I know that film photography and Emacs are completely unrelated, but I have been thinking about both of them quite a lot recently.
Since moving back to shooting film in 2003, I have regular thoughts of switching to all-digital again. It’s just easier. I have rooms full of “stuff” in support of film photography, and things would become so much faster and easier without all of that. A nice digital camera, a good RAW editor, an inkjet printer, and some hard drives, and I’m all set.
And yet, I still enjoy shooting film and have found it impossible to quit. I like how film looks, I enjoy working in the darkroom, and I love my Leica rangefinder cameras. Having binders full of negatives sitting on my shelves is a comfort to me. They’re real, you know? I prefer real things.
In a completely different arena, I would like to stop using Emacs for everything. The great benefit of Emacs, that it can be anything and do everything, is for me also its greatest drawback. I can’t stop futzing with it. And I can’t stop trying to use it for freaking everything all the time. I just need to write stuff and keep track of some tasks. Why then do I use it to read email, RSS feeds, Mastodon, and whatever other things I can shoehorn into what should be a simple text editor?
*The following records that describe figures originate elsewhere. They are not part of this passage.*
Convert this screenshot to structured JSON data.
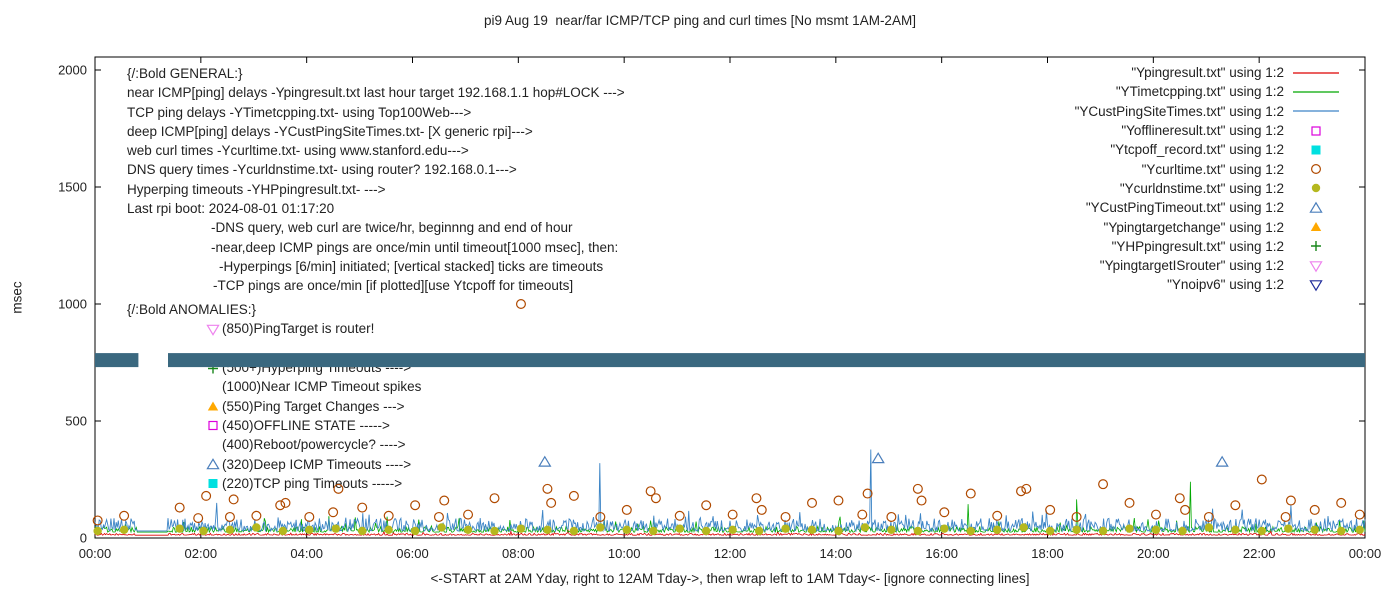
{
  "chart_data": {
    "type": "line",
    "title": "pi9 Aug 19  near/far ICMP/TCP ping and curl times [No msmt 1AM-2AM]",
    "xlabel": "<-START at 2AM Yday, right to 12AM Tday->, then wrap left to 1AM Tday<- [ignore connecting lines]",
    "ylabel": "msec",
    "ylim": [
      0,
      2000
    ],
    "x_range_hours": [
      0,
      24
    ],
    "y_ticks": [
      "0",
      "500",
      "1000",
      "1500",
      "2000"
    ],
    "x_ticks": [
      "00:00",
      "02:00",
      "04:00",
      "06:00",
      "08:00",
      "10:00",
      "12:00",
      "14:00",
      "16:00",
      "18:00",
      "20:00",
      "22:00",
      "00:00"
    ],
    "line_series": [
      {
        "name": "Ypingresult.txt",
        "color": "#dd0000",
        "baseline_msec": 12,
        "noise_msec": 8,
        "burst_chance": 0.02,
        "burst_extra": 20,
        "spikes": []
      },
      {
        "name": "YTimetcpping.txt",
        "color": "#00a800",
        "baseline_msec": 25,
        "noise_msec": 25,
        "burst_chance": 0.05,
        "burst_extra": 50,
        "spikes": [
          [
            16.5,
            145
          ],
          [
            18.55,
            165
          ],
          [
            20.7,
            240
          ]
        ]
      },
      {
        "name": "YCustPingSiteTimes.txt",
        "color": "#3d85c6",
        "baseline_msec": 30,
        "noise_msec": 55,
        "burst_chance": 0.06,
        "burst_extra": 60,
        "spikes": [
          [
            2.3,
            150
          ],
          [
            9.54,
            320
          ],
          [
            14.66,
            378
          ],
          [
            22.6,
            140
          ]
        ]
      }
    ],
    "scatter_series": [
      {
        "name": "Ycurltime.txt",
        "marker": "circle-open",
        "color": "#b04a00",
        "points": [
          [
            0.05,
            75
          ],
          [
            0.55,
            95
          ],
          [
            1.6,
            130
          ],
          [
            1.95,
            85
          ],
          [
            2.1,
            180
          ],
          [
            2.55,
            90
          ],
          [
            2.62,
            165
          ],
          [
            3.05,
            95
          ],
          [
            3.5,
            140
          ],
          [
            3.6,
            150
          ],
          [
            4.05,
            90
          ],
          [
            4.5,
            110
          ],
          [
            4.6,
            210
          ],
          [
            5.05,
            130
          ],
          [
            5.55,
            95
          ],
          [
            6.05,
            140
          ],
          [
            6.5,
            90
          ],
          [
            6.6,
            160
          ],
          [
            7.05,
            100
          ],
          [
            7.55,
            170
          ],
          [
            8.05,
            1000
          ],
          [
            8.55,
            210
          ],
          [
            8.62,
            150
          ],
          [
            9.05,
            180
          ],
          [
            9.55,
            90
          ],
          [
            10.05,
            120
          ],
          [
            10.5,
            200
          ],
          [
            10.6,
            170
          ],
          [
            11.05,
            95
          ],
          [
            11.55,
            140
          ],
          [
            12.05,
            100
          ],
          [
            12.5,
            170
          ],
          [
            12.6,
            120
          ],
          [
            13.05,
            90
          ],
          [
            13.55,
            150
          ],
          [
            14.05,
            160
          ],
          [
            14.5,
            100
          ],
          [
            14.6,
            190
          ],
          [
            15.05,
            90
          ],
          [
            15.55,
            210
          ],
          [
            15.62,
            160
          ],
          [
            16.05,
            110
          ],
          [
            16.55,
            190
          ],
          [
            17.05,
            95
          ],
          [
            17.5,
            200
          ],
          [
            17.6,
            210
          ],
          [
            18.05,
            120
          ],
          [
            18.55,
            90
          ],
          [
            19.05,
            230
          ],
          [
            19.55,
            150
          ],
          [
            20.05,
            100
          ],
          [
            20.5,
            170
          ],
          [
            20.6,
            120
          ],
          [
            21.05,
            90
          ],
          [
            21.55,
            140
          ],
          [
            22.05,
            250
          ],
          [
            22.5,
            90
          ],
          [
            22.6,
            160
          ],
          [
            23.05,
            120
          ],
          [
            23.55,
            150
          ],
          [
            23.9,
            100
          ]
        ]
      },
      {
        "name": "Ycurldnstime.txt",
        "marker": "circle-filled",
        "color": "#b5b81e",
        "points": [
          [
            0.05,
            30
          ],
          [
            0.55,
            35
          ],
          [
            1.6,
            40
          ],
          [
            2.05,
            30
          ],
          [
            2.55,
            35
          ],
          [
            3.05,
            45
          ],
          [
            3.55,
            30
          ],
          [
            4.05,
            35
          ],
          [
            4.55,
            40
          ],
          [
            5.05,
            30
          ],
          [
            5.55,
            35
          ],
          [
            6.05,
            30
          ],
          [
            6.55,
            45
          ],
          [
            7.05,
            35
          ],
          [
            7.55,
            30
          ],
          [
            8.05,
            40
          ],
          [
            8.55,
            35
          ],
          [
            9.05,
            30
          ],
          [
            9.55,
            45
          ],
          [
            10.05,
            35
          ],
          [
            10.55,
            30
          ],
          [
            11.05,
            40
          ],
          [
            11.55,
            30
          ],
          [
            12.05,
            35
          ],
          [
            12.55,
            30
          ],
          [
            13.05,
            40
          ],
          [
            13.55,
            35
          ],
          [
            14.05,
            30
          ],
          [
            14.55,
            45
          ],
          [
            15.05,
            35
          ],
          [
            15.55,
            30
          ],
          [
            16.05,
            40
          ],
          [
            16.55,
            30
          ],
          [
            17.05,
            35
          ],
          [
            17.55,
            45
          ],
          [
            18.05,
            30
          ],
          [
            18.55,
            35
          ],
          [
            19.05,
            30
          ],
          [
            19.55,
            40
          ],
          [
            20.05,
            35
          ],
          [
            20.55,
            30
          ],
          [
            21.05,
            45
          ],
          [
            21.55,
            35
          ],
          [
            22.05,
            30
          ],
          [
            22.55,
            40
          ],
          [
            23.05,
            35
          ],
          [
            23.55,
            30
          ],
          [
            23.9,
            35
          ]
        ]
      },
      {
        "name": "YCustPingTimeout.txt",
        "marker": "triangle-open",
        "color": "#4a7ebb",
        "points": [
          [
            8.5,
            325
          ],
          [
            14.8,
            340
          ],
          [
            21.3,
            325
          ]
        ]
      }
    ],
    "noipv6_band": {
      "y_msec": 760,
      "half_msec": 30,
      "segments_hours": [
        [
          0,
          0.82
        ],
        [
          1.38,
          24
        ]
      ],
      "color": "#3a687f"
    }
  },
  "legend": [
    {
      "label": "\"Ypingresult.txt\" using 1:2",
      "marker": "line",
      "color": "#dd0000"
    },
    {
      "label": "\"YTimetcpping.txt\" using 1:2",
      "marker": "line",
      "color": "#00a800"
    },
    {
      "label": "\"YCustPingSiteTimes.txt\" using 1:2",
      "marker": "line",
      "color": "#3d85c6"
    },
    {
      "label": "\"Yofflineresult.txt\" using 1:2",
      "marker": "square-open",
      "color": "#dd00dd"
    },
    {
      "label": "\"Ytcpoff_record.txt\" using 1:2",
      "marker": "square-filled",
      "color": "#00e0e0"
    },
    {
      "label": "\"Ycurltime.txt\" using 1:2",
      "marker": "circle-open",
      "color": "#b04a00"
    },
    {
      "label": "\"Ycurldnstime.txt\" using 1:2",
      "marker": "circle-filled",
      "color": "#b5b81e"
    },
    {
      "label": "\"YCustPingTimeout.txt\" using 1:2",
      "marker": "triangle-open",
      "color": "#4a7ebb"
    },
    {
      "label": "\"Ypingtargetchange\" using 1:2",
      "marker": "triangle-filled",
      "color": "#ffa800"
    },
    {
      "label": "\"YHPpingresult.txt\" using 1:2",
      "marker": "plus",
      "color": "#18861b"
    },
    {
      "label": "\"YpingtargetISrouter\" using 1:2",
      "marker": "tri-down-open",
      "color": "#ee82ee"
    },
    {
      "label": "\"Ynoipv6\" using 1:2",
      "marker": "tri-down-open",
      "color": "#202c9c"
    }
  ],
  "annotations": {
    "general": [
      {
        "indent": 0,
        "text": "{/:Bold GENERAL:}"
      },
      {
        "indent": 0,
        "text": "near ICMP[ping] delays -Ypingresult.txt last hour target 192.168.1.1 hop#LOCK --->"
      },
      {
        "indent": 0,
        "text": "TCP ping delays -YTimetcpping.txt- using Top100Web--->"
      },
      {
        "indent": 0,
        "text": "deep ICMP[ping] delays -YCustPingSiteTimes.txt- [X generic rpi]--->"
      },
      {
        "indent": 0,
        "text": "web curl times -Ycurltime.txt- using www.stanford.edu--->"
      },
      {
        "indent": 0,
        "text": "DNS query times -Ycurldnstime.txt- using router? 192.168.0.1--->"
      },
      {
        "indent": 0,
        "text": "Hyperping timeouts -YHPpingresult.txt- --->"
      },
      {
        "indent": 0,
        "text": "Last rpi boot: 2024-08-01 01:17:20"
      },
      {
        "indent": 84,
        "text": "-DNS query, web curl are twice/hr, beginnng and end of hour"
      },
      {
        "indent": 84,
        "text": "-near,deep ICMP pings are once/min until timeout[1000 msec], then:"
      },
      {
        "indent": 92,
        "text": "-Hyperpings [6/min] initiated; [vertical stacked] ticks are timeouts"
      },
      {
        "indent": 86,
        "text": "-TCP pings are once/min [if plotted][use Ytcpoff for timeouts]"
      }
    ],
    "anomalies_header": "{/:Bold ANOMALIES:}",
    "anomalies": [
      {
        "marker": "tri-down-open",
        "color": "#ee82ee",
        "gap_before": false,
        "text": "(850)PingTarget is router!"
      },
      {
        "marker": "plus",
        "color": "#18861b",
        "gap_before": true,
        "text": "(500+)Hyperping Timeouts ---->"
      },
      {
        "marker": null,
        "color": null,
        "gap_before": false,
        "text": "(1000)Near ICMP Timeout spikes"
      },
      {
        "marker": "triangle-filled",
        "color": "#ffa800",
        "gap_before": false,
        "text": "(550)Ping Target Changes --->"
      },
      {
        "marker": "square-open",
        "color": "#dd00dd",
        "gap_before": false,
        "text": "(450)OFFLINE STATE ----->"
      },
      {
        "marker": null,
        "color": null,
        "gap_before": false,
        "text": "(400)Reboot/powercycle? ---->"
      },
      {
        "marker": "triangle-open",
        "color": "#4a7ebb",
        "gap_before": false,
        "text": "(320)Deep ICMP Timeouts ---->"
      },
      {
        "marker": "square-filled",
        "color": "#00e0e0",
        "gap_before": false,
        "text": "(220)TCP ping Timeouts ----->"
      }
    ]
  }
}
So, I frequently fire up Obsidian, BBEdit, Logseq, Roam, iA Writer, TheBrain, Tinderbox, and oh right, none of these does the things Emacs and Org-mode can do quite as efficiently and with so much flexibility. After a few days away, I end up back in Emacs and farting around with capture templates or trying to decide between Denote and Org-roam.
The truth is that I’ll probably always shoot film and I’ll probably always use Emacs. I just wish that I could convince myself of this, then move on and actually do something creative or useful with them.
Perhaps the darkroom process is more similar to Emacs than you realize. In the darkroom you can dodge and burn-in areas of the print to tease out details that although digital can do this, it seems less engaging because the digital filter uses an algorithm you may not understand as well as directly manipulating the light. Likewise I find the same feeling of accomplishment when I can manipulate Emacs to tease out a solution I’m looking for and in the process I get better at it over time.
I had to give up the darkroom in the garage as I started woodworking more and those two hobbies clash as one generates lots of dust and dust just destroys the darkroom experience.
Your comparison is completely accurate! The difference for me is that I stopped worrying about perfecting my darkroom technique. For a while I would fret over every detail and it took the fun out of it. I mostly make simple work prints and those often end up “final”. I’m hoping I can do the same thing with Emacs 😁.